DISCOVERY PROJECT

Predator/Prey Models

Sine and cosine functions are used primarily in physics and engineering to model oscillatory behavior, such as the motion of a pendulum or the current in an $AC$ electrical circuit. But these functions also arise in the other sciences. In this project, we consider an application to biology—we use sine functions to model the population of a predator and its prey.

An isolated island is inhabited by two species of mammals: lynx and hares. The lynx are predators who feed on the hares, their prey. The lynx and hare populations change cyclically, as graphed in Figure 1. In part $A$ of the graph, hares are abundant, so the lynx have plenty to eat and their population increases. By the time portrayed in part $B$, so many lynx are feeding on the hares that the hare population declines. In part $C$, the hare population has declined so much that there is not enough food for the lynx, so the lynx population starts to decrease. In part $D$, so many lynx have died that the hares have few enemies, and their population increases again. This takes us back to where we started, and the cycle repeats over and over again.

The graphs in Figure 1 are sine curves that have been shifted upward, so they are graphs of functions of the form $$y = a \; \sin \; k(t - b) + c$$

Here $c$ is the amount by which the sine curve has been shifted vertically. Note that $c$ is the average value of the function, halfway between the highest and lowest values on the graph. The amplitude $|\; a \; |$ is the amount by which the graph varies above and below the average value (see Figure 2).
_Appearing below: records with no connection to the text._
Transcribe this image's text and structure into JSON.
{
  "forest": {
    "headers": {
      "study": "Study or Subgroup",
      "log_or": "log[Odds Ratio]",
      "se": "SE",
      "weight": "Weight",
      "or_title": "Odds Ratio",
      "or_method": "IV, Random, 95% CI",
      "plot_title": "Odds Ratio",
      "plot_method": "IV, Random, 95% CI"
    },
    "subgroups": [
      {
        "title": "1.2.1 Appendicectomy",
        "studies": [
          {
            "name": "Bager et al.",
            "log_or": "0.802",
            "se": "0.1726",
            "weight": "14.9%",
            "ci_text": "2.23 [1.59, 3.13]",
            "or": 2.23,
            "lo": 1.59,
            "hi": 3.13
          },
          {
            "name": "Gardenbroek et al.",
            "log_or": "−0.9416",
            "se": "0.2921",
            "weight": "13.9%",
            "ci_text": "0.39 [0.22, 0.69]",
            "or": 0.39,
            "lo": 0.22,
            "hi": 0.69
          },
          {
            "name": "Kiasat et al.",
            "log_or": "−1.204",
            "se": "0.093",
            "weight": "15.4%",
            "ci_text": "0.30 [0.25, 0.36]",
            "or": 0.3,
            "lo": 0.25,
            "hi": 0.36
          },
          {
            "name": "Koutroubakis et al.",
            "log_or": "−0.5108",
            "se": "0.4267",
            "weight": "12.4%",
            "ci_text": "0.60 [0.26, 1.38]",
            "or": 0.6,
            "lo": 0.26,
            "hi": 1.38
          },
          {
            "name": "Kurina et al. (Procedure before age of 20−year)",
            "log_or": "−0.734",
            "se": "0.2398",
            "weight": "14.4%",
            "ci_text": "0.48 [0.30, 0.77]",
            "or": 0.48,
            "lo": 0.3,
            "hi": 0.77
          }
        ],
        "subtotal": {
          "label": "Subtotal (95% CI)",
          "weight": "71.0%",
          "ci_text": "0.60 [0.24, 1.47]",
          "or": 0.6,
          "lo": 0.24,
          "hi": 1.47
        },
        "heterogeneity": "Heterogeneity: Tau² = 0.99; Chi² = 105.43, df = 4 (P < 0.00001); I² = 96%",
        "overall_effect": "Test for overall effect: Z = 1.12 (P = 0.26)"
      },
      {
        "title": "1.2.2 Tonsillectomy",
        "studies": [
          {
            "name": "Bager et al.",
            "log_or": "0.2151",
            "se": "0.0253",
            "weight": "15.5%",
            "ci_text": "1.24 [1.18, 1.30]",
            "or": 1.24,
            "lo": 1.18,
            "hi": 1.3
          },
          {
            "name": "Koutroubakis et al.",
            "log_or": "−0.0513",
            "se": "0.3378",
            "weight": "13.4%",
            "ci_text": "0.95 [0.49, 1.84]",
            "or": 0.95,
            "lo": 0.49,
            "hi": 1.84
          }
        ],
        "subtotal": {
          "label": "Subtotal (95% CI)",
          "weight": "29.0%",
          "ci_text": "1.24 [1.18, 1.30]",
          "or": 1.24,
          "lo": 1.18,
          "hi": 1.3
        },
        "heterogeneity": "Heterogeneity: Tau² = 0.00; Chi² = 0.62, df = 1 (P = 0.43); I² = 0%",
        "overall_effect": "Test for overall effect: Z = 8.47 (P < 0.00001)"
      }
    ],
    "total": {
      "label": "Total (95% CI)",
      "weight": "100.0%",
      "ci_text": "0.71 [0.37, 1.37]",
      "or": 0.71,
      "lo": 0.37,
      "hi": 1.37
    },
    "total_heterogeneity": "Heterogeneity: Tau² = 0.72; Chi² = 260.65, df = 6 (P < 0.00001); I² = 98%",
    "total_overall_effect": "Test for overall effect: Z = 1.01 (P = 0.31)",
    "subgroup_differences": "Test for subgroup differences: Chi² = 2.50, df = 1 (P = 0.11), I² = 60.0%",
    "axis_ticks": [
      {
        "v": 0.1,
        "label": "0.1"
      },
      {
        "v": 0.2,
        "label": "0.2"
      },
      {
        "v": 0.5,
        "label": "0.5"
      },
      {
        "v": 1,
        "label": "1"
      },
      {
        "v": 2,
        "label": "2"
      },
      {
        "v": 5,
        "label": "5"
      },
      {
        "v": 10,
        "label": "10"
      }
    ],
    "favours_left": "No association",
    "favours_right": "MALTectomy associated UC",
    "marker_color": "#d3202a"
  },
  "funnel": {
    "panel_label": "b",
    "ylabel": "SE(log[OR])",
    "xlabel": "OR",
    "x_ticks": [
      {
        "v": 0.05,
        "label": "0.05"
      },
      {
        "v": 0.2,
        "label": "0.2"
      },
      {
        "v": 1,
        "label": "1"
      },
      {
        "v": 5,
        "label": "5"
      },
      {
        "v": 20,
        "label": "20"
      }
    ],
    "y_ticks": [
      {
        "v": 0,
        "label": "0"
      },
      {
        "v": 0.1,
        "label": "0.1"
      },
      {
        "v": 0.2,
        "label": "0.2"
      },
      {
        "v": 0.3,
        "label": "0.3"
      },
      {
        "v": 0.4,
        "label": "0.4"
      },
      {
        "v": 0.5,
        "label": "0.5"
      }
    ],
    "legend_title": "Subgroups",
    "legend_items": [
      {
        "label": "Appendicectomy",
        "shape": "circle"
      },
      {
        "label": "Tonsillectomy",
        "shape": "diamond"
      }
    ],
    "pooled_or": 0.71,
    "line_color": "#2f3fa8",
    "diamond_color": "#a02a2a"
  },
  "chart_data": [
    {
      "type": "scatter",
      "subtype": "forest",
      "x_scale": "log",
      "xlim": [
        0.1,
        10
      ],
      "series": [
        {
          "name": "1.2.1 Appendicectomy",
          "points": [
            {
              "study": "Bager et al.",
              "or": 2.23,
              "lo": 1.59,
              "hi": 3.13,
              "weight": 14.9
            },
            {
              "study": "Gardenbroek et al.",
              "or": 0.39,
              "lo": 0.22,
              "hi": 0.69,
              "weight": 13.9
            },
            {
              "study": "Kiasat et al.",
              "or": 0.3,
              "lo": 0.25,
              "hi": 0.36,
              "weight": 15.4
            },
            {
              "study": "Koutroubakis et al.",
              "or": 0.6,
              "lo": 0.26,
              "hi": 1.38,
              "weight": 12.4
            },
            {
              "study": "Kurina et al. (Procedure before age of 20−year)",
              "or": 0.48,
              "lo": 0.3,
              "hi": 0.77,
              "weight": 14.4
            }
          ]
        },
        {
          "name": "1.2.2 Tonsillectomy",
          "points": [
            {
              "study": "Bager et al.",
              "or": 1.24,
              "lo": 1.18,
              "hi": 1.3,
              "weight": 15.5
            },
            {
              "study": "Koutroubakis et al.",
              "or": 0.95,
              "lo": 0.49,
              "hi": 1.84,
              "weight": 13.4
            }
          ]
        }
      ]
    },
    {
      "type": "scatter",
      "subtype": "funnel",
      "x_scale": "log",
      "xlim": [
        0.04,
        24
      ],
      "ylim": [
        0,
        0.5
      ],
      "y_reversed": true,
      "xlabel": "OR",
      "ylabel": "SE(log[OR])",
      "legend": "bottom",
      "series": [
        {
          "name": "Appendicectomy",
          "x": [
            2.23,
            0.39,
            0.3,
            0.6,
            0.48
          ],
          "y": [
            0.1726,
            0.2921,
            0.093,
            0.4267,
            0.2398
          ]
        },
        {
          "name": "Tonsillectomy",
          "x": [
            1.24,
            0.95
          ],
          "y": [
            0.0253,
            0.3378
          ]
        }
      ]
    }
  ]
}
$$y = a \; \sin \; k(t - b) + c$$

1. Find functions of the form $y = a \; \sin \; k(t - b) + c$ that model the lynx and hare populations graphed in Figure 1. Graph both functions on your calculator and compare to Figure 1 to verify that your functions are the right ones.
2. Add the lynx and hare population functions to get a new function that models the total mammal population on this island. Graph this function on your calculator, and find its average value, amplitude, period, and phase shift. How are the average value and period of the mammal population function related to the average value and period of the lynx and hare population functions?
3. A small lake on the island contains two species of fish: hake and redfish. The hake are predators that eat the redfish. The fish population in the lake varies periodically with period $180$ days. The number of hake varies between $500$ and $1500$, and the number of redfish varies between $1000$ and $3000$. The hake reach their maximum population $30$ days after the redfish have reached their maximum population in the cycle.
   1. Sketch a graph (like the one in Figure 1) that shows two complete periods of the population cycle for these species of fish. Assume that $t = 0$ corresponds to a time when the redfish population is at a maximum.
   2. Find cosine functions of the form $y = a \; \cos \; k(t - b) + c$ that model the hake and redfish populations in the lake.
4. In real life, most predator/prey populations do not behave as simply as the examples we have described here. In most cases, the populations of predator and prey oscillate, but the amplitude of the oscillations gets smaller and smaller, so that eventually both populations stabilize near a constant value. Sketch a rough graph that illustrates how the populations of predator and prey might behave in this case.